My ex never fails to confuse me. I received another email from him earlier asking if I missed him because I 'sent him a lot of emails'. For what it's worth he 'misses me' he informs me. He makes it sound like I am constantly emailing him every second of every day. He fails to mention that he has been replying inbetween these emails and that other than when I sent him an email a few days after telling him I needed to cut contact, he has always initiated the emails. Even sending me another one a couple of time when I haven't replied straight away. I email him back, 'yes I guess I do'. Haven't heard anything from him since. Is he playing games with me? Is he trying to confuse me? It's working if it is.
I am trying to get back into a normal sleeping routine. Since being in hospital, I've gone a bit mental with sleep. I either have so many painkillers I'm out of it or knackered from trying to make an effort to stop my hip from seizing up. Trouble is I keep overdoing it and end up sleeping or just lying around for ages, waiting for the pain to die down. Then, I find I'm awake at silly unsociable hours and end up getting bored and feeling lonely in the middle of the night. Which doesn't take my mind of the pain. Hopefully I'll sleep a bit better today though.
I'm being really rubbish at completing my coursework. I've pretty much only got one essay due in in just under two weeks and for the rest, I have an extension. Technically, I have an extension for it all but I figure the more I get done now, the less I have to do over summer and the more I can enjoy it. It's just hard to concentrate with so much going on in my head and constantly being in and out of it. When I'm feeling loads of pain I can't concentrate and when I've had my painkillers I end up not being able to concentrate because I'm not quite with it for a bit.
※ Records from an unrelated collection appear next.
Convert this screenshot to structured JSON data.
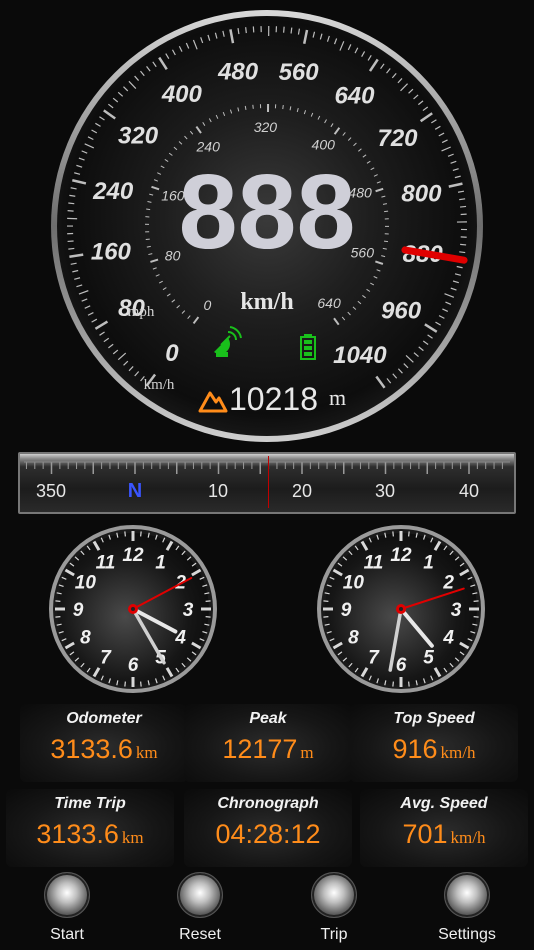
{
  "speedometer": {
    "display_speed": "888",
    "speed_unit": "km/h",
    "outer_scale": [
      "0",
      "80",
      "160",
      "240",
      "320",
      "400",
      "480",
      "560",
      "640",
      "720",
      "800",
      "880",
      "960",
      "1040"
    ],
    "inner_scale": [
      "0",
      "80",
      "160",
      "240",
      "320",
      "400",
      "480",
      "560",
      "640"
    ],
    "inner_unit": "mph",
    "outer_unit": "km/h",
    "needle_value_kmh": 880,
    "altitude": "10218",
    "altitude_unit": "m",
    "gps_icon": "satellite-dish-icon",
    "battery_icon": "battery-icon",
    "altitude_icon": "mountain-icon",
    "accent": "#ff8c1a",
    "needle_color": "#e00000",
    "status_green": "#19c01b"
  },
  "compass": {
    "labels": [
      "350",
      "N",
      "10",
      "20",
      "30",
      "40"
    ]
  },
  "clocks": [
    {
      "numerals": [
        "12",
        "1",
        "2",
        "3",
        "4",
        "5",
        "6",
        "7",
        "8",
        "9",
        "10",
        "11"
      ],
      "hour_hand_angle": 118,
      "minute_hand_angle": 150,
      "second_hand_angle": 62
    },
    {
      "numerals": [
        "12",
        "1",
        "2",
        "3",
        "4",
        "5",
        "6",
        "7",
        "8",
        "9",
        "10",
        "11"
      ],
      "hour_hand_angle": 140,
      "minute_hand_angle": 190,
      "second_hand_angle": 72
    }
  ],
  "stats": [
    {
      "title": "Odometer",
      "value": "3133.6",
      "unit": "km"
    },
    {
      "title": "Peak",
      "value": "12177",
      "unit": "m"
    },
    {
      "title": "Top Speed",
      "value": "916",
      "unit": "km/h"
    },
    {
      "title": "Time Trip",
      "value": "3133.6",
      "unit": "km"
    },
    {
      "title": "Chronograph",
      "value": "04:28:12",
      "unit": ""
    },
    {
      "title": "Avg. Speed",
      "value": "701",
      "unit": "km/h"
    }
  ],
  "toolbar": {
    "start_label": "Start",
    "reset_label": "Reset",
    "trip_label": "Trip",
    "settings_label": "Settings"
  }
}
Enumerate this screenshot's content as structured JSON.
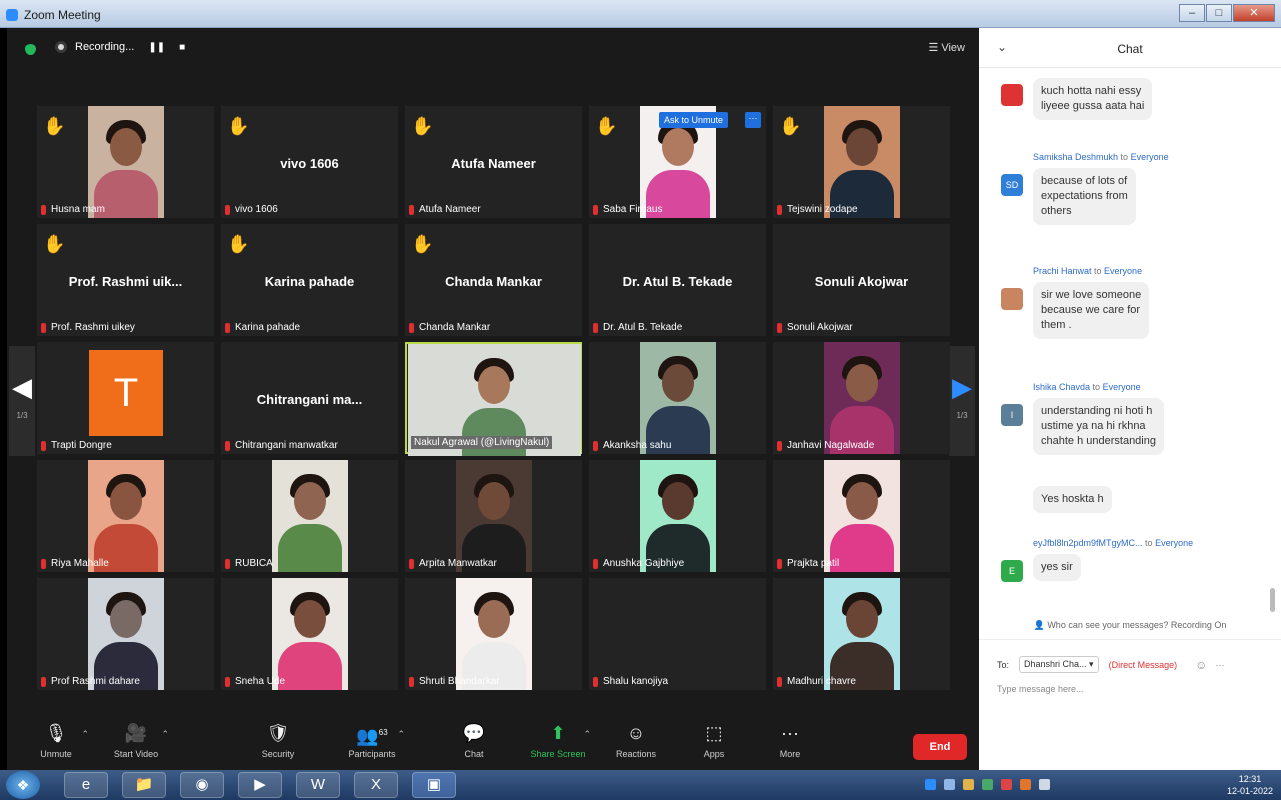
{
  "window": {
    "title": "Zoom Meeting",
    "minimize": "–",
    "maximize": "□",
    "close": "✕"
  },
  "topbar": {
    "recording_label": "Recording...",
    "pause_icon": "❚❚",
    "stop_icon": "■",
    "view_label": "☰ View"
  },
  "tiles": [
    {
      "name": "Husna mam",
      "hand": true,
      "video": true,
      "skin": "#8a5a42",
      "shirt": "#b85f6e",
      "bg": "#c9b3a0"
    },
    {
      "name": "vivo 1606",
      "hand": true,
      "video": false,
      "big": "vivo 1606"
    },
    {
      "name": "Atufa Nameer",
      "hand": true,
      "video": false,
      "big": "Atufa Nameer"
    },
    {
      "name": "Saba Firdaus",
      "hand": true,
      "video": true,
      "skin": "#b07a60",
      "shirt": "#d8489c",
      "bg": "#f4f0f0",
      "ask": "Ask to Unmute",
      "more": "···"
    },
    {
      "name": "Tejswini zodape",
      "hand": true,
      "video": true,
      "skin": "#6b4535",
      "shirt": "#1d2a3a",
      "bg": "#c98a66"
    },
    {
      "name": "Prof. Rashmi uikey",
      "hand": true,
      "video": false,
      "big": "Prof. Rashmi uik..."
    },
    {
      "name": "Karina pahade",
      "hand": true,
      "video": false,
      "big": "Karina pahade"
    },
    {
      "name": "Chanda Mankar",
      "hand": true,
      "video": false,
      "big": "Chanda Mankar"
    },
    {
      "name": "Dr. Atul B. Tekade",
      "hand": false,
      "video": false,
      "big": "Dr. Atul B. Tekade"
    },
    {
      "name": "Sonuli Akojwar",
      "hand": false,
      "video": false,
      "big": "Sonuli Akojwar"
    },
    {
      "name": "Trapti Dongre",
      "hand": false,
      "video": false,
      "avatar": "T"
    },
    {
      "name": "Chitrangani manwatkar",
      "hand": false,
      "video": false,
      "big": "Chitrangani  ma..."
    },
    {
      "name": "Nakul Agrawal (@LivingNakul)",
      "hand": false,
      "video": true,
      "speaker": true,
      "skin": "#a7785c",
      "shirt": "#5f8a5e",
      "bg": "#d9dcd6",
      "wide": true
    },
    {
      "name": "Akanksha sahu",
      "hand": false,
      "video": true,
      "skin": "#6b4a3a",
      "shirt": "#2a3b52",
      "bg": "#9eb8a6"
    },
    {
      "name": "Janhavi Nagalwade",
      "hand": false,
      "video": true,
      "skin": "#8a5c48",
      "shirt": "#a8336b",
      "bg": "#6e2b58"
    },
    {
      "name": "Riya Mahalle",
      "hand": false,
      "video": true,
      "skin": "#8a5540",
      "shirt": "#c24a36",
      "bg": "#e9a58a"
    },
    {
      "name": "RUBICA",
      "hand": false,
      "video": true,
      "skin": "#8f6450",
      "shirt": "#5a8a4a",
      "bg": "#e4e1d9"
    },
    {
      "name": "Arpita Manwatkar",
      "hand": false,
      "video": true,
      "skin": "#6f4a38",
      "shirt": "#1d1d1d",
      "bg": "#4b3a33"
    },
    {
      "name": "Anushka Gajbhiye",
      "hand": false,
      "video": true,
      "skin": "#5a3a2e",
      "shirt": "#1f2a2a",
      "bg": "#9fe8c8"
    },
    {
      "name": "Prajkta patil",
      "hand": false,
      "video": true,
      "skin": "#8a5a48",
      "shirt": "#e03b8b",
      "bg": "#f2e2e0"
    },
    {
      "name": "Prof Rashmi dahare",
      "hand": false,
      "video": true,
      "skin": "#7a6a66",
      "shirt": "#2b2b3b",
      "bg": "#cfd3da"
    },
    {
      "name": "Sneha Ude",
      "hand": false,
      "video": true,
      "skin": "#7a4e3c",
      "shirt": "#e0447c",
      "bg": "#ebe7e3"
    },
    {
      "name": "Shruti Bhandarkar",
      "hand": false,
      "video": true,
      "skin": "#9a6b55",
      "shirt": "#ececec",
      "bg": "#f6f1ef"
    },
    {
      "name": "Shalu kanojiya",
      "hand": false,
      "video": false
    },
    {
      "name": "Madhuri chavre",
      "hand": false,
      "video": true,
      "skin": "#6a4536",
      "shirt": "#3b2e28",
      "bg": "#aee4e8"
    }
  ],
  "pager": {
    "left_icon": "◀",
    "right_icon": "▶",
    "page_text": "1/3"
  },
  "toolbar": {
    "unmute": "Unmute",
    "start_video": "Start Video",
    "security": "Security",
    "participants": "Participants",
    "participants_count": "63",
    "chat": "Chat",
    "share_screen": "Share Screen",
    "reactions": "Reactions",
    "apps": "Apps",
    "more": "More",
    "end": "End"
  },
  "chat": {
    "title": "Chat",
    "collapse_icon": "⌄",
    "messages": [
      {
        "sender": "",
        "to": "",
        "initials": "",
        "avatar_color": "#d33",
        "text": [
          "kuch hotta nahi essy",
          "liyeee gussa aata hai"
        ]
      },
      {
        "sender": "Samiksha Deshmukh",
        "to": "to",
        "everyone": "Everyone",
        "initials": "SD",
        "avatar_color": "#2f7ed8",
        "text": [
          "because of lots of",
          "expectations from",
          "others"
        ]
      },
      {
        "sender": "Prachi Hanwat",
        "to": "to",
        "everyone": "Everyone",
        "initials": "",
        "avatar_color": "#c88560",
        "text": [
          "sir we love someone",
          "because we care for",
          "them ."
        ]
      },
      {
        "sender": "Ishika Chavda",
        "to": "to",
        "everyone": "Everyone",
        "initials": "I",
        "avatar_color": "#5b7f98",
        "text": [
          "understanding ni hoti h",
          "ustime ya na hi rkhna",
          "chahte h understanding"
        ]
      },
      {
        "sender": "",
        "to": "",
        "initials": "",
        "avatar_color": "",
        "text": [
          "Yes hoskta h"
        ]
      },
      {
        "sender": "eyJfbl8ln2pdm9fMTgyMC...",
        "to": "to",
        "everyone": "Everyone",
        "initials": "E",
        "avatar_color": "#2eaa4a",
        "text": [
          "yes sir"
        ]
      }
    ],
    "who_can_see": "Who can see your messages? Recording On",
    "to_label": "To:",
    "recipient": "Dhanshri Cha... ▾",
    "direct_message": "(Direct Message)",
    "emoji_icon": "☺",
    "more_icon": "···",
    "placeholder": "Type message here..."
  },
  "taskbar": {
    "start_icon": "❖",
    "clock_time": "12:31",
    "clock_date": "12-01-2022"
  }
}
I'm attempting to have a massive clearout of my stuff. I planned to be ruthless but I'm not very good at it. I start of quite well and then five minutes into it, I start getting sentimental or believing that even though I haven't used something for ages I will need it in the near future. I guess if I do five or ten minutes a day though, it's better than nothing and maybe eventually I'll have a clearer space...it helps take my mind of the pain or stressing about coursework too as I don't need to really think too hard for it.
Ah well. I'm moving rooms at both my parents house and back home soon, so maybe as I transport my stuff over I can decide what I need, what I want and what is useless. To think I have two rooms full of stuff - there must be a reasonable amount I can throw away, you would think anyway. Will have to make a massive effort I suppose.
Think I will watch a bit of tv and try and drift off to sleep reasonably early tonight, so shall leave it here.